Spotkanie w Budziejowicach rozpoczęło się na korzyść jastrzębian. Szybko wypracowali sobie trzypunktową przewagę (3:6), którą z kolejną akcją coraz bardziej powiększali. Na pewno pomagała w tym duża skuteczność w ataku oraz dużo błędów ze strony rywali. W pewnym momencie przewaga Jastrzębskiego wzrosła do 6 punktów (12:18).
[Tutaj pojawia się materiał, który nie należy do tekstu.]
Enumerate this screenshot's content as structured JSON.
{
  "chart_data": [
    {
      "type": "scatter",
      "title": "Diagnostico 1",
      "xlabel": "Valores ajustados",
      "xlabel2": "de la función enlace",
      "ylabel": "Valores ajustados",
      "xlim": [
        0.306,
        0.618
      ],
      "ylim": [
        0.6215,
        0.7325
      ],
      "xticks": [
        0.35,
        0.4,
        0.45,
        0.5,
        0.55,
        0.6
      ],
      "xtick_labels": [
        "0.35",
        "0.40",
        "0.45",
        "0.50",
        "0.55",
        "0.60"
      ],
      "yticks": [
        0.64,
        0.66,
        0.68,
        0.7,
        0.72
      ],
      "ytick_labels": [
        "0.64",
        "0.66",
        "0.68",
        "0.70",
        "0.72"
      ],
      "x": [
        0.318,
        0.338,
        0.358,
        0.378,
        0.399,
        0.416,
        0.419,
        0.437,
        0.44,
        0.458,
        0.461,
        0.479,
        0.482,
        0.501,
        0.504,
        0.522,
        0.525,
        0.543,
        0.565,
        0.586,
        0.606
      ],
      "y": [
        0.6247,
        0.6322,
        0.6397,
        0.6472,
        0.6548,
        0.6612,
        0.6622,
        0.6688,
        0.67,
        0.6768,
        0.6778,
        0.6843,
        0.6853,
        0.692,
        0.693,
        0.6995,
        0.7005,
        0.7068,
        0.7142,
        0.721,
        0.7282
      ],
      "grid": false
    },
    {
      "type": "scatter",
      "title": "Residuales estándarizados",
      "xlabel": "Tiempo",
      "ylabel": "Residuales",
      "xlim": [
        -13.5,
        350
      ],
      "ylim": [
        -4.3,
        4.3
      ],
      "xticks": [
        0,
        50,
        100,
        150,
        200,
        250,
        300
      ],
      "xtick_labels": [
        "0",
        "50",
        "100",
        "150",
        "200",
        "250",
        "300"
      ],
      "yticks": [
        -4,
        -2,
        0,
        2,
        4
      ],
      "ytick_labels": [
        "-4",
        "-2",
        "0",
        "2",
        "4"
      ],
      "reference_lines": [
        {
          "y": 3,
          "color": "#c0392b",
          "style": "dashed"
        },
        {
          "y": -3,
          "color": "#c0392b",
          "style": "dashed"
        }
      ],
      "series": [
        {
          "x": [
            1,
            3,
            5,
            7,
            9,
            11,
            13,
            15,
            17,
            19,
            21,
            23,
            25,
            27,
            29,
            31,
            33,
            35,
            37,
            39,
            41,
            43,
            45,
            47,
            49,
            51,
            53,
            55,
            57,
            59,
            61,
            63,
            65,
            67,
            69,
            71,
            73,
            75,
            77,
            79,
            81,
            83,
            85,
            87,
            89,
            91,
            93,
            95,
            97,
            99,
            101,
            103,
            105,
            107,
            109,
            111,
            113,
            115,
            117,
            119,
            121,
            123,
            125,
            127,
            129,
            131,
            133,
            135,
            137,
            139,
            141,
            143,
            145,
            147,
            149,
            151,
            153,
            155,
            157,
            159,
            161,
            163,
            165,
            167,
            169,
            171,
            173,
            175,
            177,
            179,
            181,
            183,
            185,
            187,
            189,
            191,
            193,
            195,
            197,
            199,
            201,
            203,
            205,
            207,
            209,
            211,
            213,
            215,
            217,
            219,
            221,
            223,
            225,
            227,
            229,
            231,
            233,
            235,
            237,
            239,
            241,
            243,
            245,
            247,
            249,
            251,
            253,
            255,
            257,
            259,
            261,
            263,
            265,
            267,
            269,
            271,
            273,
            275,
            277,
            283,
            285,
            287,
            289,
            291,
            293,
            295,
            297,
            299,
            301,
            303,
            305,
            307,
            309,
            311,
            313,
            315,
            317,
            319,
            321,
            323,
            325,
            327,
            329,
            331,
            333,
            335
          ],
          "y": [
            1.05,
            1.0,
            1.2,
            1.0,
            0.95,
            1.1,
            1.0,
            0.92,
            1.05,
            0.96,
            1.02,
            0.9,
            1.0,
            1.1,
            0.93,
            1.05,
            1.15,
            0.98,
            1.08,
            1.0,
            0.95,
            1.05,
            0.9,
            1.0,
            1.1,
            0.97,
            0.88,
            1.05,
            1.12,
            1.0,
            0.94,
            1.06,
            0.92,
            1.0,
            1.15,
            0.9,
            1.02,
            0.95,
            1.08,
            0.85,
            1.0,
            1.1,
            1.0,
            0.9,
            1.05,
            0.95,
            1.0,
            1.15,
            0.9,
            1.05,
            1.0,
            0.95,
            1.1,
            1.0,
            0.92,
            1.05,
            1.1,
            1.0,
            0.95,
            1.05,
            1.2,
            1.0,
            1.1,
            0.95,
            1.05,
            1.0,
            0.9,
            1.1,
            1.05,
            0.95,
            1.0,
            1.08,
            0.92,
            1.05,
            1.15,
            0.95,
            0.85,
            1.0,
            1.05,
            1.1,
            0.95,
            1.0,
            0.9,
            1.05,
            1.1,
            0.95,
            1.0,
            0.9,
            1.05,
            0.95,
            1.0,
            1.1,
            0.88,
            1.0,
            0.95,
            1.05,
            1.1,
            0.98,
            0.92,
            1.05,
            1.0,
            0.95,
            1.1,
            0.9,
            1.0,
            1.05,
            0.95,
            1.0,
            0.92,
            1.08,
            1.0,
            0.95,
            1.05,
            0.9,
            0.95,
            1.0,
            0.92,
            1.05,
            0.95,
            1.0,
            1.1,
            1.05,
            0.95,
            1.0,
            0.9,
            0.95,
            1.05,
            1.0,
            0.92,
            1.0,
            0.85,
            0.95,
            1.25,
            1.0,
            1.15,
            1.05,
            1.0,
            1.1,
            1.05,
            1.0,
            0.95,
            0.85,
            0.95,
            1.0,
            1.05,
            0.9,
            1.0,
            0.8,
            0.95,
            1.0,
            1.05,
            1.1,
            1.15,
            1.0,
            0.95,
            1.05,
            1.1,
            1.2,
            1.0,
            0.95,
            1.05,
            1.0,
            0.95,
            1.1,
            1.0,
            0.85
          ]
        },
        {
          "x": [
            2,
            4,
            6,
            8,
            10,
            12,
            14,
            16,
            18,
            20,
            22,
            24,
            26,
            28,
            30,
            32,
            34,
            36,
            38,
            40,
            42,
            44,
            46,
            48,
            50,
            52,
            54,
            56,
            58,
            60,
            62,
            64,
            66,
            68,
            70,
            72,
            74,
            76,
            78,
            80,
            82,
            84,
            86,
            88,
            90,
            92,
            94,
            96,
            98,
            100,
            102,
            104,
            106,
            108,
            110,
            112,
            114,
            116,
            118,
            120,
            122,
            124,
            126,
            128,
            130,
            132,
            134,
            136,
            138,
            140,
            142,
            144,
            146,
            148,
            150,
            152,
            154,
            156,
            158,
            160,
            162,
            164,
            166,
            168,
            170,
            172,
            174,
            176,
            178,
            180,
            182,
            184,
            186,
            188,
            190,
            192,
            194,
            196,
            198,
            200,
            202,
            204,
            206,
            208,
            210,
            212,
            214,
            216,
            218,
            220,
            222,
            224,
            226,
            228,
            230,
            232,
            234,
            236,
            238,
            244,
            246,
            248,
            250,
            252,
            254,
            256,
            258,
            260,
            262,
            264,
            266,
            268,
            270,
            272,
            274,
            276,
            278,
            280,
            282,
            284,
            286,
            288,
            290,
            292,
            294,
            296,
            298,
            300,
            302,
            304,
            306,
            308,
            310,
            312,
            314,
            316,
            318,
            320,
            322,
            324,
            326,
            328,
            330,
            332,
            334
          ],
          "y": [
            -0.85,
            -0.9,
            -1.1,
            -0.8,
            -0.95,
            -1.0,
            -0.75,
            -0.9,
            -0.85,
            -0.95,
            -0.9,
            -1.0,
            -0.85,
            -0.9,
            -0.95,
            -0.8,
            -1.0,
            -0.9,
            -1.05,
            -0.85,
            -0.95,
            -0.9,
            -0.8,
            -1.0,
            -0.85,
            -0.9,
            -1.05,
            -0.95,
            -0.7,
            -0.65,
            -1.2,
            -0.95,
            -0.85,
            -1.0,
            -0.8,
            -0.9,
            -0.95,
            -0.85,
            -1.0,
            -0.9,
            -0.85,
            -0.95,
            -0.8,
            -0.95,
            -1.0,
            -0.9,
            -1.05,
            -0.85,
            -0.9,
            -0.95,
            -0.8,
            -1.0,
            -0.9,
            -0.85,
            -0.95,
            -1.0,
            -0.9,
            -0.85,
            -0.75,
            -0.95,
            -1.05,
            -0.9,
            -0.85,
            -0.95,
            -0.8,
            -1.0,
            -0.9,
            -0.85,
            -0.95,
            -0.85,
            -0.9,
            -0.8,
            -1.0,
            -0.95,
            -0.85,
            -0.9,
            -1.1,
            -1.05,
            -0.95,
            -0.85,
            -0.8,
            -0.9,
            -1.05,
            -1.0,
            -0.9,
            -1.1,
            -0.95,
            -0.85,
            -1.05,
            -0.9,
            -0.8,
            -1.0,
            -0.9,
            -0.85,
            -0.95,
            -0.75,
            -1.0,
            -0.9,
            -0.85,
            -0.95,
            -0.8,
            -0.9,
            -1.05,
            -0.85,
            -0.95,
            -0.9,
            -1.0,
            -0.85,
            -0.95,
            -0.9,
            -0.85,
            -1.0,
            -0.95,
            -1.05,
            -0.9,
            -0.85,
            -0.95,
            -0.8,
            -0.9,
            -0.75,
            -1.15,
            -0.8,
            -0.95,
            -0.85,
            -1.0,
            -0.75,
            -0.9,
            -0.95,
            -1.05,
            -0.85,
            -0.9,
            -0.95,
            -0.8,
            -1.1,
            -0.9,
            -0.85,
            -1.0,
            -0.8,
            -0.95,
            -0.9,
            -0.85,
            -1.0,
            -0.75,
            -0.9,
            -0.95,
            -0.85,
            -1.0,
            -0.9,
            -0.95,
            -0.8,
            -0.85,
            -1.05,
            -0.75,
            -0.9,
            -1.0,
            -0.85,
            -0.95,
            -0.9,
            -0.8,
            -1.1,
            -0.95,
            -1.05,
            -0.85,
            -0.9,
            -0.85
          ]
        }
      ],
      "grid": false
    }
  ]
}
Do końca seta przebieg gry się nie zmienił i jastrzębianie zamknęli premierową odsłonę 19:25. Ich wygraną przypieczętowała przestrzelona zagrywka czeskiego zawodnika.

Druga partia zaczęła się korzystniej dla Budziejowic. Gospodarze wygrali cztery akcje z rzędu i znaleźli się na prowadzeniu 6:4. Przy wyniku 7:10 trener Mendez zażądał przerwy. Od stanu 14:11 mistrzowie Polski zaczęli pomniejszać stratę i po ataku Hubera doprowadzili do remisu 16:16. Kolejne punkty dokładał Fornal, ale mimo to rywale uzyskali w końcówce przewagę 23:21. Po ataku Stijna Van Schie mieli już piłkę setową. Siatakarze z Jastrzębia doprowadzili do gry na przewagi. Po asie Hubera jego zespoł zyskał setową. Sedlacek ustalił wynik seta na 27:29.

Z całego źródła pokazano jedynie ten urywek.